In the dual role of Region 5 Director for the ABPA and the Vice President of the CBPA I can say that I have been very busy lately…, but as an industry professional in the great state of Colorado I can tell you that I have been REALLY, REALLY busy over the past several months. In fact, I thought about just writing,…All work and no play, makes Jack a dull boy. All work and no play, makes Jack a dull boy. All work and no play, makes Jack a dull boy…. OK, I think you get the point especially if you know your Stephen King. We have all been incredibly busy. Most of you are aware that due to recent CDPH&E Regulation (and Policy and Guidance) changes we have all been running our tails off trying to keep up, testers and purveyors alike. It has been (and will continue to be) a lot of work but we should remember that as we continue to strengthen cross connection control in our distribution systems across the state, we will GREATLY lessen the potential impacts of backflow incidents. There is one concern I have regarding recent changes, but I’ll get to that in a minute.

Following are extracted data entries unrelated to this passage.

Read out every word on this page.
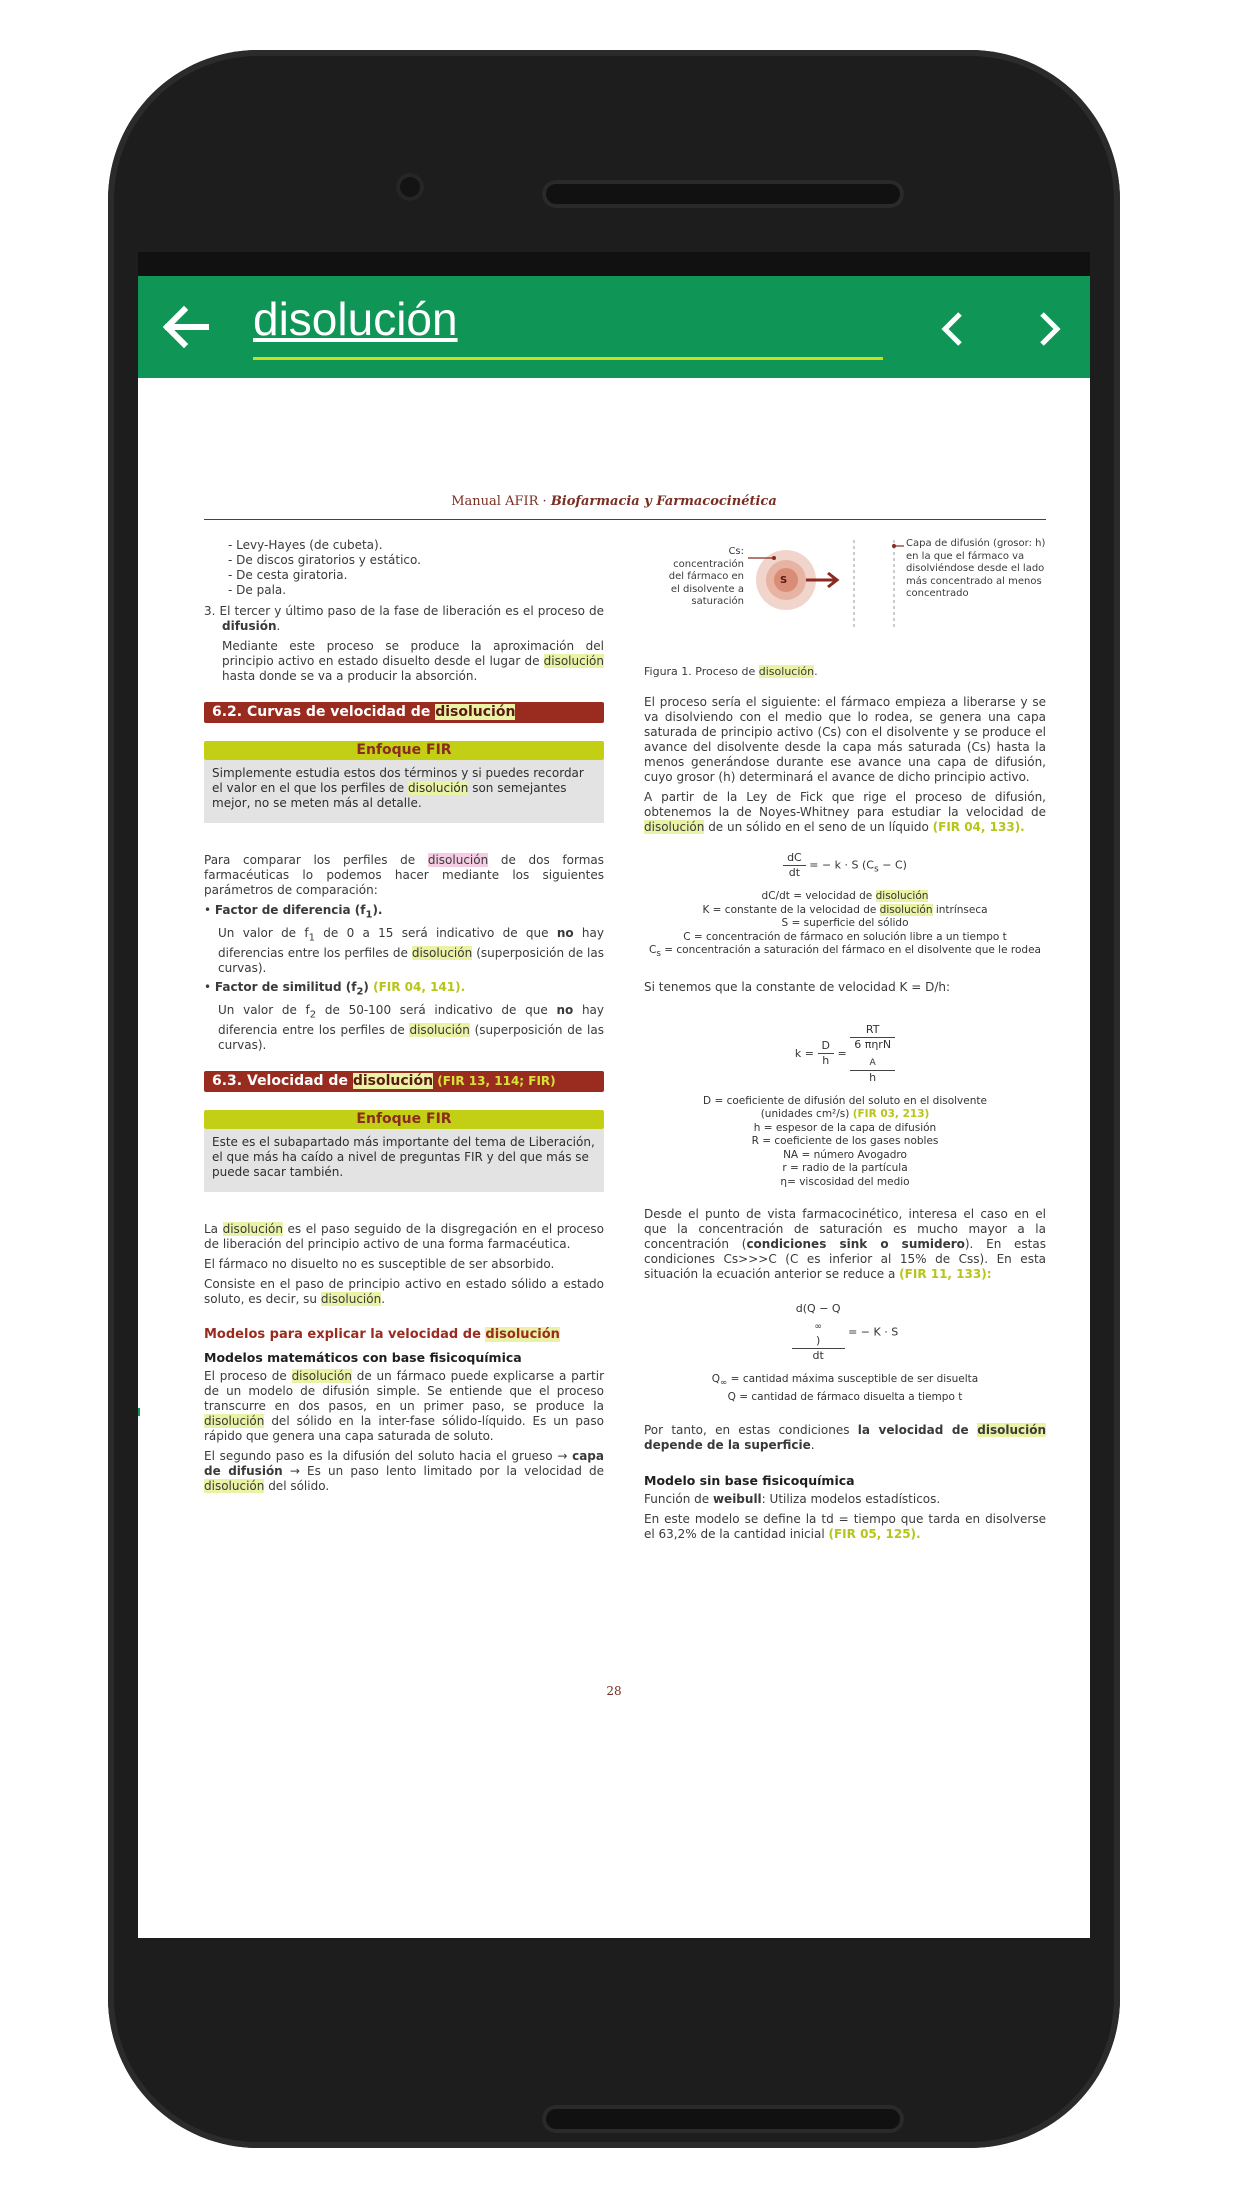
disolución
Manual AFIR · Biofarmacia y Farmacocinética
- Levy-Hayes (de cubeta).
- De discos giratorios y estático.
- De cesta giratoria.
- De pala.

3. El tercer y último paso de la fase de liberación es el proceso de difusión.

Mediante este proceso se produce la aproximación del principio activo en estado disuelto desde el lugar de disolución hasta donde se va a producir la absorción.

6.2. Curvas de velocidad de disolución
Enfoque FIR
Simplemente estudia estos dos términos y si puedes recordar el valor en el que los perfiles de disolución son semejantes mejor, no se meten más al detalle.

Para comparar los perfiles de disolución de dos formas farmacéuticas lo podemos hacer mediante los siguientes parámetros de comparación:

• Factor de diferencia $(f_1)$.
Un valor de $f_1$ de 0 a 15 será indicativo de que no hay diferencias entre los perfiles de disolución (superposición de las curvas).
• Factor de similitud $(f_2)$ (FIR 04, 141).
Un valor de $f_2$ de 50-100 será indicativo de que no hay diferencia entre los perfiles de disolución (superposición de las curvas).
6.3. Velocidad de disolución (FIR 13, 114; FIR)
Enfoque FIR
Este es el subapartado más importante del tema de Liberación, el que más ha caído a nivel de preguntas FIR y del que más se puede sacar también.

La disolución es el paso seguido de la disgregación en el proceso de liberación del principio activo de una forma farmacéutica.

El fármaco no disuelto no es susceptible de ser absorbido.

Consiste en el paso de principio activo en estado sólido a estado soluto, es decir, su disolución.

Modelos para explicar la velocidad de disolución
Modelos matemáticos con base fisicoquímica

El proceso de disolución de un fármaco puede explicarse a partir de un modelo de difusión simple. Se entiende que el proceso transcurre en dos pasos, en un primer paso, se produce la disolución del sólido en la inter-fase sólido-líquido. Es un paso rápido que genera una capa saturada de soluto.

El segundo paso es la difusión del soluto hacia el grueso → capa de difusión → Es un paso lento limitado por la velocidad de disolución del sólido.

Cs:
concentración
del fármaco en
el disolvente a
saturación
S
Capa de difusión (grosor: h)
en la que el fármaco va
disolviéndose desde el lado
más concentrado al menos
concentrado
Figura 1. Proceso de disolución.

El proceso sería el siguiente: el fármaco empieza a liberarse y se va disolviendo con el medio que lo rodea, se genera una capa saturada de principio activo (Cs) con el disolvente y se produce el avance del disolvente desde la capa más saturada (Cs) hasta la menos generándose durante ese avance una capa de difusión, cuyo grosor (h) determinará el avance de dicho principio activo.

A partir de la Ley de Fick que rige el proceso de difusión, obtenemos la de Noyes-Whitney para estudiar la velocidad de disolución de un sólido en el seno de un líquido (FIR 04, 133).

$\frac{dC}{dt}$ = − k · S $(C_s - C)$
dC/dt = velocidad de disolución
K = constante de la velocidad de disolución intrínseca
S = superficie del sólido
C = concentración de fármaco en solución libre a un tiempo t
$C_s$ = concentración a saturación del fármaco en el disolvente que le rodea

Si tenemos que la constante de velocidad K = D/h:

$k = \frac{D}{h}$ =
RT
6 πηrN
$_A$
h
D = coeficiente de difusión del soluto en el disolvente
(unidades cm²/s) (FIR 03, 213)
h = espesor de la capa de difusión
R = coeficiente de los gases nobles
NA = número Avogadro
r = radio de la partícula
η= viscosidad del medio

Desde el punto de vista farmacocinético, interesa el caso en el que la concentración de saturación es mucho mayor a la concentración (condiciones sink o sumidero). En estas condiciones Cs>>>C (C es inferior al 15% de Css). En esta situación la ecuación anterior se reduce a (FIR 11, 133):

d(Q − Q
$_\infty$
)
dt = − K · S
$Q_\infty$ = cantidad máxima susceptible de ser disuelta
Q = cantidad de fármaco disuelta a tiempo t

Por tanto, en estas condiciones la velocidad de disolución depende de la superficie.

Modelo sin base fisicoquímica

Función de weibull: Utiliza modelos estadísticos.

En este modelo se define la td = tiempo que tarda en disolverse el 63,2% de la cantidad inicial (FIR 05, 125).

28
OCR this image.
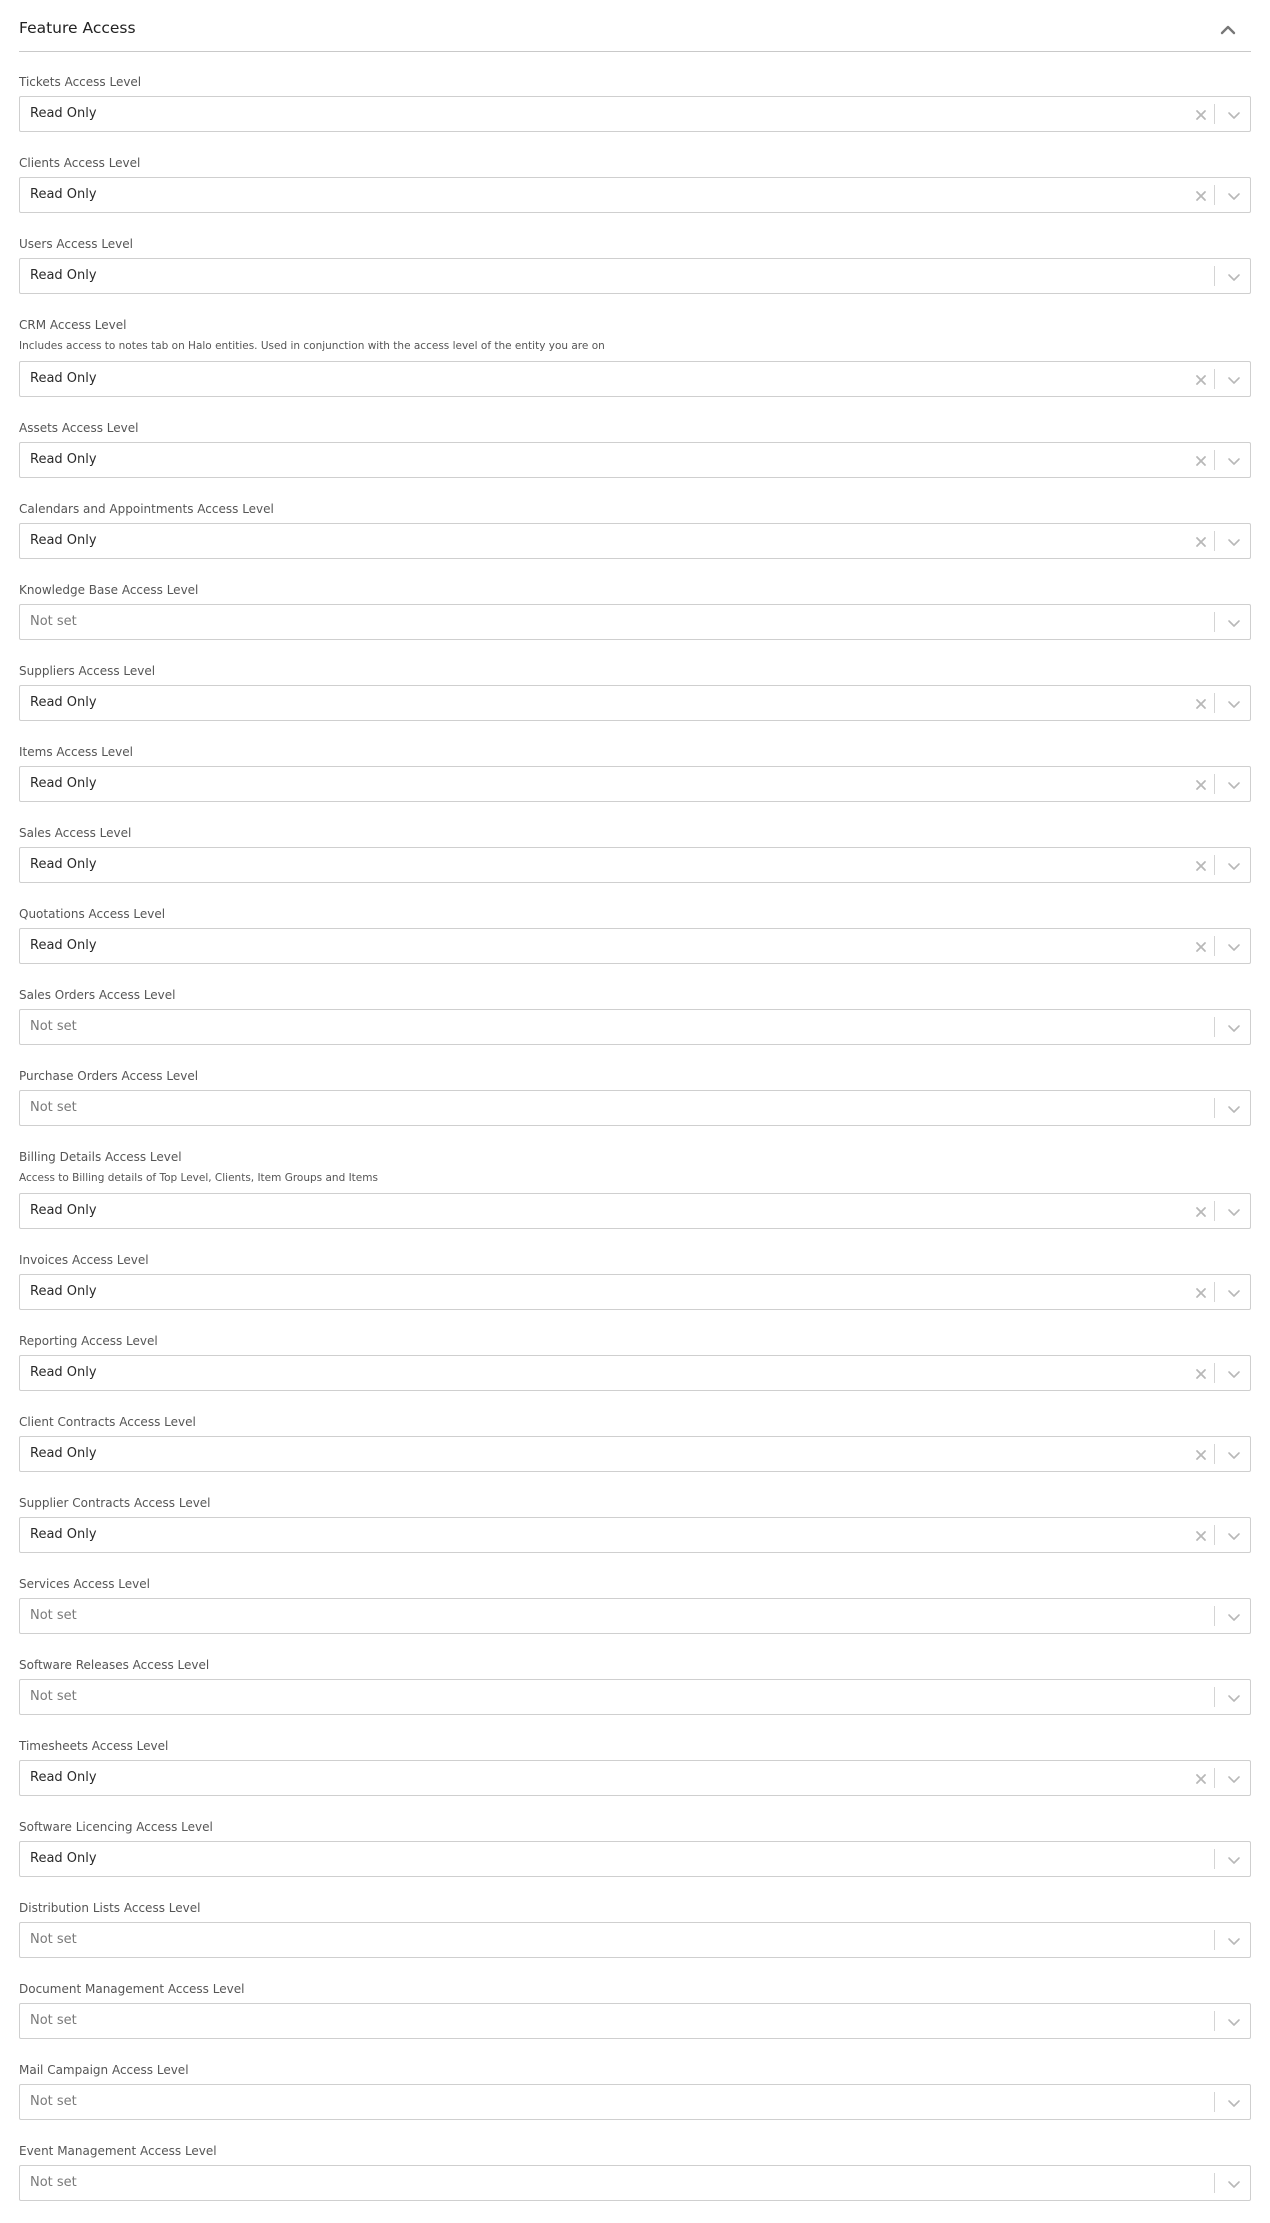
Feature Access
Tickets Access Level
Read Only
Clients Access Level
Read Only
Users Access Level
Read Only
CRM Access Level
Includes access to notes tab on Halo entities. Used in conjunction with the access level of the entity you are on
Read Only
Assets Access Level
Read Only
Calendars and Appointments Access Level
Read Only
Knowledge Base Access Level
Not set
Suppliers Access Level
Read Only
Items Access Level
Read Only
Sales Access Level
Read Only
Quotations Access Level
Read Only
Sales Orders Access Level
Not set
Purchase Orders Access Level
Not set
Billing Details Access Level
Access to Billing details of Top Level, Clients, Item Groups and Items
Read Only
Invoices Access Level
Read Only
Reporting Access Level
Read Only
Client Contracts Access Level
Read Only
Supplier Contracts Access Level
Read Only
Services Access Level
Not set
Software Releases Access Level
Not set
Timesheets Access Level
Read Only
Software Licencing Access Level
Read Only
Distribution Lists Access Level
Not set
Document Management Access Level
Not set
Mail Campaign Access Level
Not set
Event Management Access Level
Not set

I had the privilege to speak at the ABPA National Conference in April in San Antonio, Texas. Gathered at this meeting were a wide variety of industry professionals from all over our country and even a few regulators from Canada and Australia. I sat on a panel with these and other regulators and spoke about regulatory challenges. I spoke as well to nearly a hundred professionals regarding the state of the recent regulation changes in Colorado and challenges we are facing here.
A month or so before the conference a large-scale backflow contamination incident was reported in the city of Corpus Christi, Texas. According to reports, an asphalt manufacturing company contaminated the city distribution lines with Indulin AA-86 and hydrochloric acid. Texas DEQ declined to comment at the time and we anxiously await more information. That incident was I believe the 4th or 5th water advisory that Corpus Christi has had within 2 years and not the only one attributed to backflow.
My point is that incidents happen and more happen than we get to hear about. Actual and potential threats from cross connections exist and will continue to cause incidents. My concern is that in our mad rush to keep up with the state changes both as testers and regulators, it is easy to lose sight of the bottom-line, which is that we MUST keep water quality as our number one priority. While we focus our minds and efforts on filling databases and meeting compliance ratios, we risk commoditizing the entire industry. Understanding and education can be marginalized as we chase the almighty dollar or avoid a violation. I have heard a number of worrisome things on the “ground level” and have noticed an overall lack of interest in confronting some of these problems. The article on drive-by testing in this issue (of the CBPA Newsletter. Article to be published here soon.) is only one example. I urge everyone in the industry in this state to become more involved in organizations such as this one and continue pushing for education and competency. Only by placing value on education will we continue to keep water quality as our number one priority and maintain the integrity of our industry.